Objective Rituximab (RTX) treatment results in B cell depletion in rheumatoid arthritis (RA), however, clinical responses to RTX may differ. In this study, the authors wished to assess the efficacy and safety of long-term RTX therapy and study correlations between B cell depletion, clinical response and autoantibody production.

Patients and methods Seventy-seven patients with active RA (male:female ratio 12:65) received 1000 mg of rituximab in two infusions, 2 weeks apart. Patients were re-treated with these two infusions every 6 months following a fixed protocol regardless of the extent of clinical response. All patients received at least 5 cycles of RTX. The authors included RA patients exerting active disease (DAS28>5.1) despite treatment with conventional DMARDs and at least one antitumour necrosis factor α agent. The authors assessed DAS28, as well as IgM rheumatoid factor (RF) and anticyclic citrullinated peptide (CCP) antibody levels at baseline, after 15 days and then every 6 months for 24 months. Clinical response was recorded according to EULAR response criteria. Absolute CD19+ B lymphocyte counts were also determined in 50 patients using high-sensitivity flow-cytometry (hsFACS). The authors considered complete depletion if absolute B cell counts were <0.0001 G/l. The authors also recorded side-effects during and after treatment for up to 48 months.

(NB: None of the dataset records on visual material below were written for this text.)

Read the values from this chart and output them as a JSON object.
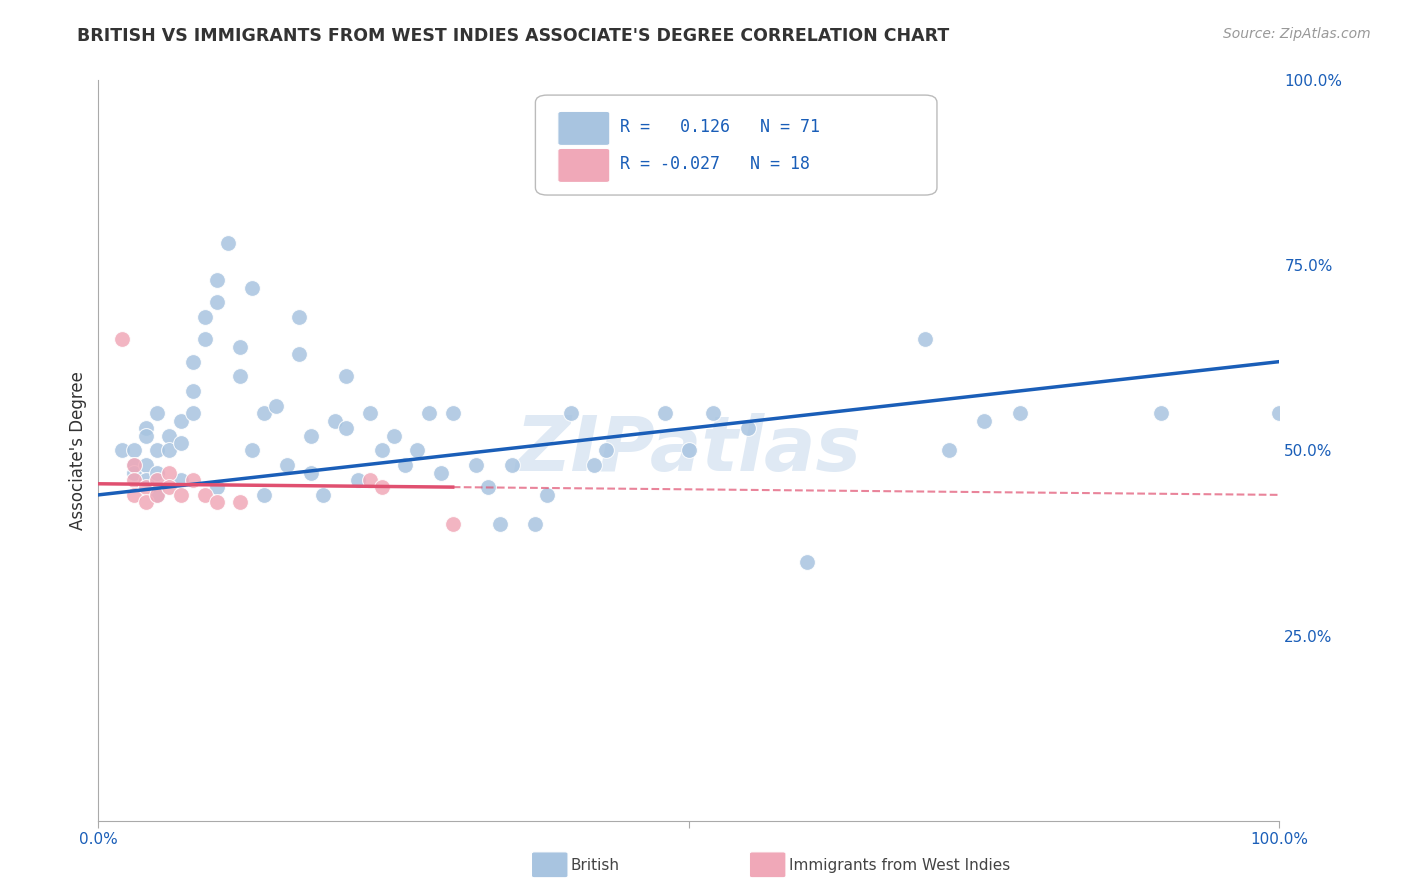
{
  "title": "BRITISH VS IMMIGRANTS FROM WEST INDIES ASSOCIATE'S DEGREE CORRELATION CHART",
  "source_text": "Source: ZipAtlas.com",
  "ylabel": "Associate's Degree",
  "xlim": [
    0,
    1.0
  ],
  "ylim": [
    0,
    1.0
  ],
  "y_tick_labels": [
    "25.0%",
    "50.0%",
    "75.0%",
    "100.0%"
  ],
  "y_tick_positions": [
    0.25,
    0.5,
    0.75,
    1.0
  ],
  "r_british": 0.126,
  "n_british": 71,
  "r_westindies": -0.027,
  "n_westindies": 18,
  "british_color": "#a8c4e0",
  "westindies_color": "#f0a8b8",
  "british_line_color": "#1a5eb8",
  "westindies_line_color": "#e05070",
  "watermark": "ZIPatlas",
  "background_color": "#ffffff",
  "grid_color": "#d0d8e8",
  "british_x": [
    0.02,
    0.03,
    0.03,
    0.03,
    0.04,
    0.04,
    0.04,
    0.04,
    0.05,
    0.05,
    0.05,
    0.05,
    0.06,
    0.06,
    0.07,
    0.07,
    0.07,
    0.08,
    0.08,
    0.08,
    0.09,
    0.09,
    0.1,
    0.1,
    0.1,
    0.11,
    0.12,
    0.12,
    0.13,
    0.13,
    0.14,
    0.14,
    0.15,
    0.16,
    0.17,
    0.17,
    0.18,
    0.18,
    0.19,
    0.2,
    0.21,
    0.21,
    0.22,
    0.23,
    0.24,
    0.25,
    0.26,
    0.27,
    0.28,
    0.29,
    0.3,
    0.32,
    0.33,
    0.34,
    0.35,
    0.37,
    0.38,
    0.4,
    0.42,
    0.43,
    0.48,
    0.5,
    0.52,
    0.55,
    0.6,
    0.7,
    0.72,
    0.75,
    0.78,
    0.9,
    1.0
  ],
  "british_y": [
    0.5,
    0.5,
    0.48,
    0.47,
    0.53,
    0.52,
    0.48,
    0.46,
    0.55,
    0.5,
    0.47,
    0.44,
    0.52,
    0.5,
    0.54,
    0.51,
    0.46,
    0.62,
    0.58,
    0.55,
    0.68,
    0.65,
    0.73,
    0.7,
    0.45,
    0.78,
    0.64,
    0.6,
    0.72,
    0.5,
    0.55,
    0.44,
    0.56,
    0.48,
    0.68,
    0.63,
    0.52,
    0.47,
    0.44,
    0.54,
    0.6,
    0.53,
    0.46,
    0.55,
    0.5,
    0.52,
    0.48,
    0.5,
    0.55,
    0.47,
    0.55,
    0.48,
    0.45,
    0.4,
    0.48,
    0.4,
    0.44,
    0.55,
    0.48,
    0.5,
    0.55,
    0.5,
    0.55,
    0.53,
    0.35,
    0.65,
    0.5,
    0.54,
    0.55,
    0.55,
    0.55
  ],
  "westindies_x": [
    0.02,
    0.03,
    0.03,
    0.03,
    0.04,
    0.04,
    0.05,
    0.05,
    0.06,
    0.06,
    0.07,
    0.08,
    0.09,
    0.1,
    0.12,
    0.23,
    0.24,
    0.3
  ],
  "westindies_y": [
    0.65,
    0.48,
    0.46,
    0.44,
    0.45,
    0.43,
    0.46,
    0.44,
    0.47,
    0.45,
    0.44,
    0.46,
    0.44,
    0.43,
    0.43,
    0.46,
    0.45,
    0.4
  ]
}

Results Patients received an initial and at least 4 re-treatment cycles. After 6, 12, 18 and 24 months, 51.6%, 51.9%, 73.3% and 83.8% of patients showed good EULAR responses, respectively. Significant and sustained reduction in IgM RF and anti-CCP levels were observed as early as after 6 months and 12 months, respectively. CD19+ B cells were detected in the peripheral blood of all patients before treatment. The baseline mean absolute B cell number was 0.234 G/l. B cell numbers significantly dropped after the very first infusion by day 15 (0.104 G/l; p=0.007), which further decreased until 24 months (0.0013 g/l; p<0.001). One RTX infusion resulted in incomplete depletion in 76.7% of patients. Six, 12, 18 and 24 months after the very first infusion, 75.7%, 70.8%, 56.5% and 50.0% of patients, respectively, had detectable CD19+ B cells in their peripheral blood (≥0.0001 G/l). B cell numbers positively correlated with DAS28 (r=0.964; p<0.001), IgM RF (r=0.955; p<0.001) and anti-CCP levels (r=0.755; p<0.01). Reduction in DAS28 also correlated with lower IgM RF (r=0.979; p<0.001) and anti-CCP levels (r=0.903; p<0.001). No safety issues arose.

Conclusions In RA, clinical response to RTX is associated with the extent of B cell depletion, as well as with autoantibody production. hsFACS may be a useful method to more accurately assess incomplete B cell depletion and maybe, as in oncohematology, minimal residual disease.